ここは長年、韓国語の勉強にチャレンジしてきた実力を発揮する場と嬉しく思ったが、いざとなれば言葉が全然出てこない。


以前、夢の中にジュノ(2PM)が出てきた時も嬉しくて一杯話そうとしたけれど、全く韓国語が出てこず、焦りまくって目が覚めた。


単語を覚えるのも難しいが、アウトプットが更に難しい。そして、発音が正しいかも気にしていたら、何にも話せない。


ジュノは日本語の歌詞で歌を歌い、韓国人が苦手な「ザ行」の音も綺麗に発音できている。

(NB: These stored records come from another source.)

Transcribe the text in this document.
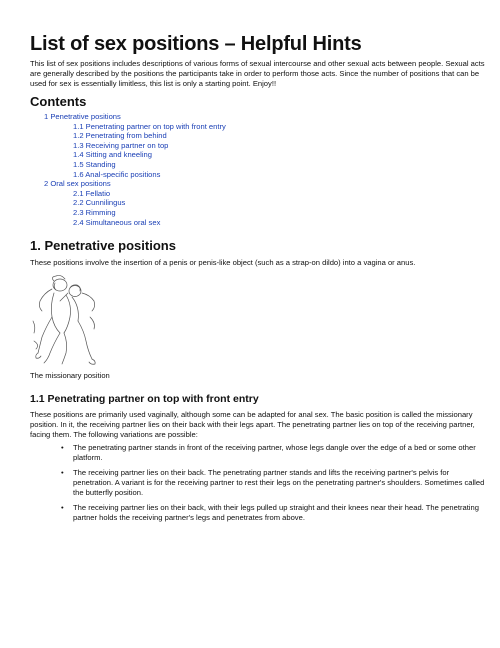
List of sex positions – Helpful Hints

This list of sex positions includes descriptions of various forms of sexual intercourse and other sexual acts between people. Sexual acts are generally described by the positions the participants take in order to perform those acts. Since the number of positions that can be used for sex is essentially limitless, this list is only a starting point. Enjoy!!

Contents
1 Penetrative positions
1.1 Penetrating partner on top with front entry
1.2 Penetrating from behind
1.3 Receiving partner on top
1.4 Sitting and kneeling
1.5 Standing
1.6 Anal-specific positions
2 Oral sex positions
2.1 Fellatio
2.2 Cunnilingus
2.3 Rimming
2.4 Simultaneous oral sex
1. Penetrative positions

These positions involve the insertion of a penis or penis-like object (such as a strap-on dildo) into a vagina or anus.

The missionary position

1.1 Penetrating partner on top with front entry

These positions are primarily used vaginally, although some can be adapted for anal sex. The basic position is called the missionary position. In it, the receiving partner lies on their back with their legs apart. The penetrating partner lies on top of the receiving partner, facing them. The following variations are possible:

• The penetrating partner stands in front of the receiving partner, whose legs dangle over the edge of a bed or some other platform.
• The receiving partner lies on their back. The penetrating partner stands and lifts the receiving partner's pelvis for penetration. A variant is for the receiving partner to rest their legs on the penetrating partner's shoulders. Sometimes called the butterfly position.
• The receiving partner lies on their back, with their legs pulled up straight and their knees near their head. The penetrating partner holds the receiving partner's legs and penetrates from above.
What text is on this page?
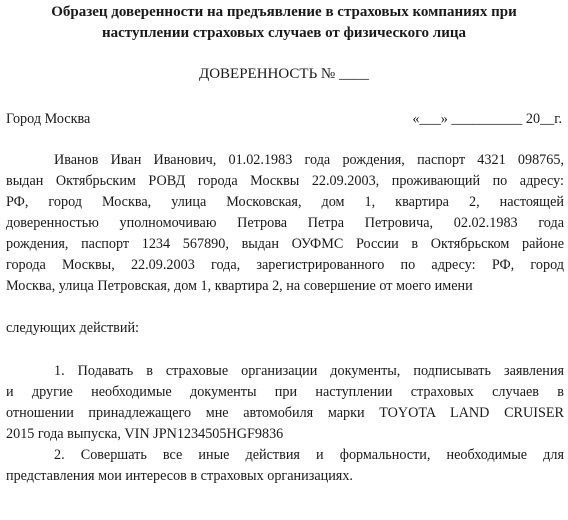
Образец доверенности на предъявление в страховых компаниях при
наступлении страховых случаев от физического лица
ДОВЕРЕННОСТЬ № ____
Город Москва	«___» __________ 20__г.
Иванов Иван Иванович, 01.02.1983 года рождения, паспорт 4321 098765,
выдан Октябрьским РОВД города Москвы 22.09.2003, проживающий по адресу:
РФ, город Москва, улица Московская, дом 1, квартира 2, настоящей
доверенностью уполномочиваю Петрова Петра Петровича, 02.02.1983 года
рождения, паспорт 1234 567890, выдан ОУФМС России в Октябрьском районе
города Москвы, 22.09.2003 года, зарегистрированного по адресу: РФ, город
Москва, улица Петровская, дом 1, квартира 2, на совершение от моего имени
следующих действий:
1. Подавать в страховые организации документы, подписывать заявления
и другие необходимые документы при наступлении страховых случаев в
отношении принадлежащего мне автомобиля марки TOYOTA LAND CRUISER
2015 года выпуска, VIN JPN1234505HGF9836
2. Совершать все иные действия и формальности, необходимые для
представления мои интересов в страховых организациях.
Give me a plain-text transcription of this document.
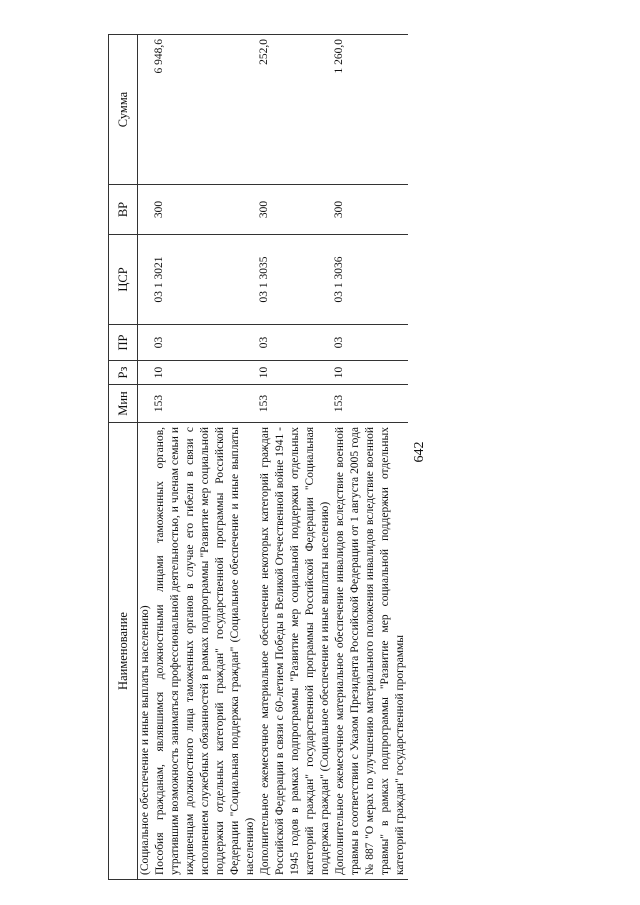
642
Наименование	Мин	Рз	ПР	ЦСР	ВР	Сумма
(Социальное обеспечение и иные выплаты населению)						
Пособия гражданам, являвшимся должностными лицами таможенных органов, утратившим возможность заниматься профессиональной деятельностью, и членам семьи и иждивенцам должностного лица таможенных органов в случае его гибели в связи с исполнением служебных обязанностей в рамках подпрограммы "Развитие мер социальной поддержки отдельных категорий граждан" государственной программы Российской Федерации "Социальная поддержка граждан" (Социальное обеспечение и иные выплаты населению)	153	10	03	03 1 3021	300	6 948,6
Дополнительное ежемесячное материальное обеспечение некоторых категорий граждан Российской Федерации в связи с 60-летием Победы в Великой Отечественной войне 1941 - 1945 годов в рамках подпрограммы "Развитие мер социальной поддержки отдельных категорий граждан" государственной программы Российской Федерации "Социальная поддержка граждан" (Социальное обеспечение и иные выплаты населению)	153	10	03	03 1 3035	300	252,0
Дополнительное ежемесячное материальное обеспечение инвалидов вследствие военной травмы в соответствии с Указом Президента Российской Федерации от 1 августа 2005 года № 887 "О мерах по улучшению материального положения инвалидов вследствие военной травмы" в рамках подпрограммы "Развитие мер социальной поддержки отдельных категорий граждан" государственной программы	153	10	03	03 1 3036	300	1 260,0
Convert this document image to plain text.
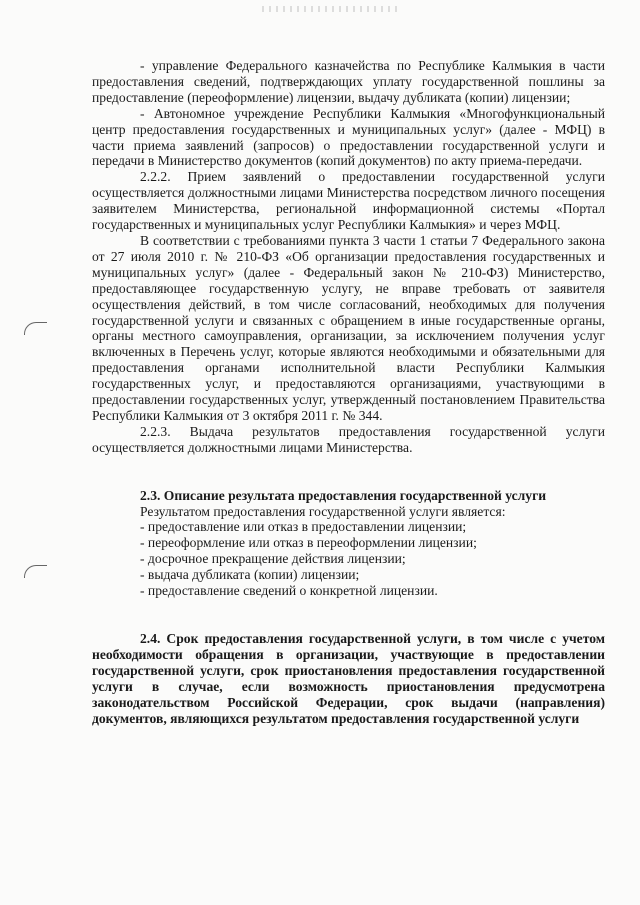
- управление Федерального казначейства по Республике Калмыкия в части предоставления сведений, подтверждающих уплату государственной пошлины за предоставление (переоформление) лицензии, выдачу дубликата (копии) лицензии;

- Автономное учреждение Республики Калмыкия «Многофункциональный центр предоставления государственных и муниципальных услуг» (далее - МФЦ) в части приема заявлений (запросов) о предоставлении государственной услуги и передачи в Министерство документов (копий документов) по акту приема-передачи.

2.2.2. Прием заявлений о предоставлении государственной услуги осуществляется должностными лицами Министерства посредством личного посещения заявителем Министерства, региональной информационной системы «Портал государственных и муниципальных услуг Республики Калмыкия» и через МФЦ.

В соответствии с требованиями пункта 3 части 1 статьи 7 Федерального закона от 27 июля 2010 г. № 210-ФЗ «Об организации предоставления государственных и муниципальных услуг» (далее - Федеральный закон № 210-ФЗ) Министерство, предоставляющее государственную услугу, не вправе требовать от заявителя осуществления действий, в том числе согласований, необходимых для получения государственной услуги и связанных с обращением в иные государственные органы, органы местного самоуправления, организации, за исключением получения услуг включенных в Перечень услуг, которые являются необходимыми и обязательными для предоставления органами исполнительной власти Республики Калмыкия государственных услуг, и предоставляются организациями, участвующими в предоставлении государственных услуг, утвержденный постановлением Правительства Республики Калмыкия от 3 октября 2011 г. № 344.

2.2.3. Выдача результатов предоставления государственной услуги осуществляется должностными лицами Министерства.

2.3. Описание результата предоставления государственной услуги

Результатом предоставления государственной услуги является:

- предоставление или отказ в предоставлении лицензии;
- переоформление или отказ в переоформлении лицензии;
- досрочное прекращение действия лицензии;
- выдача дубликата (копии) лицензии;
- предоставление сведений о конкретной лицензии.

2.4. Срок предоставления государственной услуги, в том числе с учетом необходимости обращения в организации, участвующие в предоставлении государственной услуги, срок приостановления предоставления государственной услуги в случае, если возможность приостановления предусмотрена законодательством Российской Федерации, срок выдачи (направления) документов, являющихся результатом предоставления государственной услуги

人気の裏では凄い努力をしているのだろう。



黙っている訳にもいかず、頭をフル回転させ、


「어디에 가고 싶어요? オディエカゴシッポヨ どこへ行きたいですか?」


がやっと出てきた。そして、通じたようでやっと行き先がわかり、その地下鉄の駅への行き方を説明しようとしたが説明しきれず、結局、


「같이 가요.カチカヨ 一緒に行きます。」


と、言うと喜んでくれて、地下鉄の駅まで案内した。

途中、韓国人は早口で話し掛けてきたが聞き取れず、私は今こそ実践の場と下手クソな発音で「旅行ですか」「ソウルから来ましたか?」「韓国語を勉強してます」等と韓国語と日本語混じりで話し掛けた。


そして、夕方で自宅へと向かう通勤帰りの人で混雑している中、駅に近づくと突然、韓国人はとても大きな声で


「おはようございます!」


と、言って韓国への愛が強過ぎる私をヤバイ奴とでも思ったのか、改札口に向かって走り去って行った。


急に間違えたお礼の言葉を大声で言われ、置き去りにされた私は大勢の人の中で恥ずかしくなった。


せめて

「감사합니다カムサハムニダはありがとうごさいますだよ」と教えたかった。


旅の恥はかき捨て。


私も海外に行った時、同じことをしているんだろうな。






誤字脱字、拙い文章お許し下さい。